I actually had the cable left over from a error on a previous install. I sent a helper to pick up a cable for 25 sq ft that the sales guy had set aside for me. When he got to Billows, the guy realized he only had a cable for 50 sq ft, and gave him that at the same price. Way to big. The whole bathroom was only 5x8. I bought the 25 sq ft somewhere else, and intended to return the 50. Never happened.

On these two bathrooms, it was just quicker to buy the cable as I would need custom mats and I think they take two weeks. I can set the Ditra one day and cable and tile the next. I believe an experienced tile setter can even do everything the same day. I'm not that guy.

I bid a fairly large area before that I was going to use the mats. But, never happened. It was for some show dogs.

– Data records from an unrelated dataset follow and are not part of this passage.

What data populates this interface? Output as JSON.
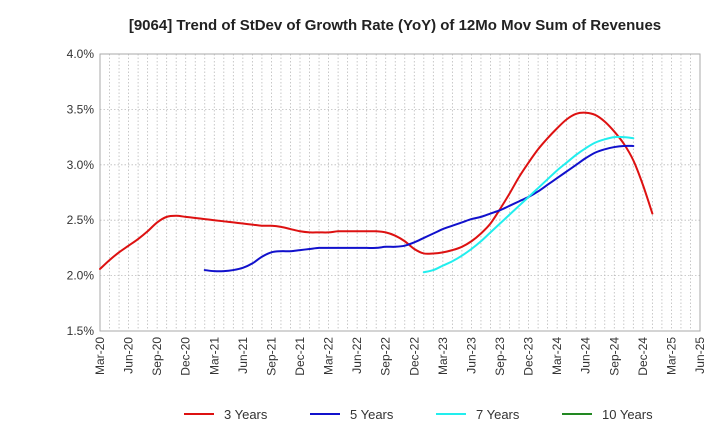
{
  "chart_data": {
    "type": "line",
    "title": "[9064]  Trend of StDev of Growth Rate (YoY) of 12Mo Mov Sum of Revenues",
    "xlabel": "",
    "ylabel": "",
    "ylim": [
      1.5,
      4.0
    ],
    "yticks": [
      {
        "value": 1.5,
        "label": "1.5%"
      },
      {
        "value": 2.0,
        "label": "2.0%"
      },
      {
        "value": 2.5,
        "label": "2.5%"
      },
      {
        "value": 3.0,
        "label": "3.0%"
      },
      {
        "value": 3.5,
        "label": "3.5%"
      },
      {
        "value": 4.0,
        "label": "4.0%"
      }
    ],
    "xlim": [
      0,
      63
    ],
    "xticks": [
      {
        "value": 0,
        "label": "Mar-20"
      },
      {
        "value": 3,
        "label": "Jun-20"
      },
      {
        "value": 6,
        "label": "Sep-20"
      },
      {
        "value": 9,
        "label": "Dec-20"
      },
      {
        "value": 12,
        "label": "Mar-21"
      },
      {
        "value": 15,
        "label": "Jun-21"
      },
      {
        "value": 18,
        "label": "Sep-21"
      },
      {
        "value": 21,
        "label": "Dec-21"
      },
      {
        "value": 24,
        "label": "Mar-22"
      },
      {
        "value": 27,
        "label": "Jun-22"
      },
      {
        "value": 30,
        "label": "Sep-22"
      },
      {
        "value": 33,
        "label": "Dec-22"
      },
      {
        "value": 36,
        "label": "Mar-23"
      },
      {
        "value": 39,
        "label": "Jun-23"
      },
      {
        "value": 42,
        "label": "Sep-23"
      },
      {
        "value": 45,
        "label": "Dec-23"
      },
      {
        "value": 48,
        "label": "Mar-24"
      },
      {
        "value": 51,
        "label": "Jun-24"
      },
      {
        "value": 54,
        "label": "Sep-24"
      },
      {
        "value": 57,
        "label": "Dec-24"
      },
      {
        "value": 60,
        "label": "Mar-25"
      },
      {
        "value": 63,
        "label": "Jun-25"
      }
    ],
    "grid": true,
    "legend_position": "bottom",
    "series": [
      {
        "name": "3 Years",
        "color": "#dd1111",
        "points": [
          [
            0,
            2.06
          ],
          [
            1,
            2.14
          ],
          [
            2,
            2.21
          ],
          [
            3,
            2.27
          ],
          [
            4,
            2.33
          ],
          [
            5,
            2.4
          ],
          [
            6,
            2.48
          ],
          [
            7,
            2.53
          ],
          [
            8,
            2.54
          ],
          [
            9,
            2.53
          ],
          [
            10,
            2.52
          ],
          [
            11,
            2.51
          ],
          [
            12,
            2.5
          ],
          [
            13,
            2.49
          ],
          [
            14,
            2.48
          ],
          [
            15,
            2.47
          ],
          [
            16,
            2.46
          ],
          [
            17,
            2.45
          ],
          [
            18,
            2.45
          ],
          [
            19,
            2.44
          ],
          [
            20,
            2.42
          ],
          [
            21,
            2.4
          ],
          [
            22,
            2.39
          ],
          [
            23,
            2.39
          ],
          [
            24,
            2.39
          ],
          [
            25,
            2.4
          ],
          [
            26,
            2.4
          ],
          [
            27,
            2.4
          ],
          [
            28,
            2.4
          ],
          [
            29,
            2.4
          ],
          [
            30,
            2.39
          ],
          [
            31,
            2.36
          ],
          [
            32,
            2.31
          ],
          [
            33,
            2.24
          ],
          [
            34,
            2.2
          ],
          [
            35,
            2.2
          ],
          [
            36,
            2.21
          ],
          [
            37,
            2.23
          ],
          [
            38,
            2.26
          ],
          [
            39,
            2.31
          ],
          [
            40,
            2.38
          ],
          [
            41,
            2.47
          ],
          [
            42,
            2.6
          ],
          [
            43,
            2.74
          ],
          [
            44,
            2.89
          ],
          [
            45,
            3.02
          ],
          [
            46,
            3.14
          ],
          [
            47,
            3.24
          ],
          [
            48,
            3.33
          ],
          [
            49,
            3.41
          ],
          [
            50,
            3.46
          ],
          [
            51,
            3.47
          ],
          [
            52,
            3.45
          ],
          [
            53,
            3.39
          ],
          [
            54,
            3.3
          ],
          [
            55,
            3.19
          ],
          [
            56,
            3.04
          ],
          [
            57,
            2.82
          ],
          [
            58,
            2.56
          ]
        ]
      },
      {
        "name": "5 Years",
        "color": "#1111cc",
        "points": [
          [
            11,
            2.05
          ],
          [
            12,
            2.04
          ],
          [
            13,
            2.04
          ],
          [
            14,
            2.05
          ],
          [
            15,
            2.07
          ],
          [
            16,
            2.11
          ],
          [
            17,
            2.17
          ],
          [
            18,
            2.21
          ],
          [
            19,
            2.22
          ],
          [
            20,
            2.22
          ],
          [
            21,
            2.23
          ],
          [
            22,
            2.24
          ],
          [
            23,
            2.25
          ],
          [
            24,
            2.25
          ],
          [
            25,
            2.25
          ],
          [
            26,
            2.25
          ],
          [
            27,
            2.25
          ],
          [
            28,
            2.25
          ],
          [
            29,
            2.25
          ],
          [
            30,
            2.26
          ],
          [
            31,
            2.26
          ],
          [
            32,
            2.27
          ],
          [
            33,
            2.3
          ],
          [
            34,
            2.34
          ],
          [
            35,
            2.38
          ],
          [
            36,
            2.42
          ],
          [
            37,
            2.45
          ],
          [
            38,
            2.48
          ],
          [
            39,
            2.51
          ],
          [
            40,
            2.53
          ],
          [
            41,
            2.56
          ],
          [
            42,
            2.59
          ],
          [
            43,
            2.63
          ],
          [
            44,
            2.67
          ],
          [
            45,
            2.71
          ],
          [
            46,
            2.76
          ],
          [
            47,
            2.82
          ],
          [
            48,
            2.88
          ],
          [
            49,
            2.94
          ],
          [
            50,
            3.0
          ],
          [
            51,
            3.06
          ],
          [
            52,
            3.11
          ],
          [
            53,
            3.14
          ],
          [
            54,
            3.16
          ],
          [
            55,
            3.17
          ],
          [
            56,
            3.17
          ]
        ]
      },
      {
        "name": "7 Years",
        "color": "#22eeee",
        "points": [
          [
            34,
            2.03
          ],
          [
            35,
            2.05
          ],
          [
            36,
            2.09
          ],
          [
            37,
            2.13
          ],
          [
            38,
            2.18
          ],
          [
            39,
            2.24
          ],
          [
            40,
            2.31
          ],
          [
            41,
            2.39
          ],
          [
            42,
            2.47
          ],
          [
            43,
            2.55
          ],
          [
            44,
            2.63
          ],
          [
            45,
            2.71
          ],
          [
            46,
            2.79
          ],
          [
            47,
            2.87
          ],
          [
            48,
            2.95
          ],
          [
            49,
            3.02
          ],
          [
            50,
            3.09
          ],
          [
            51,
            3.15
          ],
          [
            52,
            3.2
          ],
          [
            53,
            3.23
          ],
          [
            54,
            3.25
          ],
          [
            55,
            3.25
          ],
          [
            56,
            3.24
          ]
        ]
      },
      {
        "name": "10 Years",
        "color": "#228822",
        "points": []
      }
    ]
  }
}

I'm not opposed to the mats, just haven't used them.


----------



## Splinter

Just an FYI... you can get some premade NuHeat mats rather quickly... I've ordered up their 2'x10' mats just to run a stripe of warmth in front of a vanity and toilet. I think that size was about $300 for the mat.


----------



## Golden view

I've been looking at those premade mats. How did you like them? Seem very easy to install. I've done very little electric radiant. Mostly hydronic where it was the heat sourcefor the entire house (or garage, airplane hanger)


----------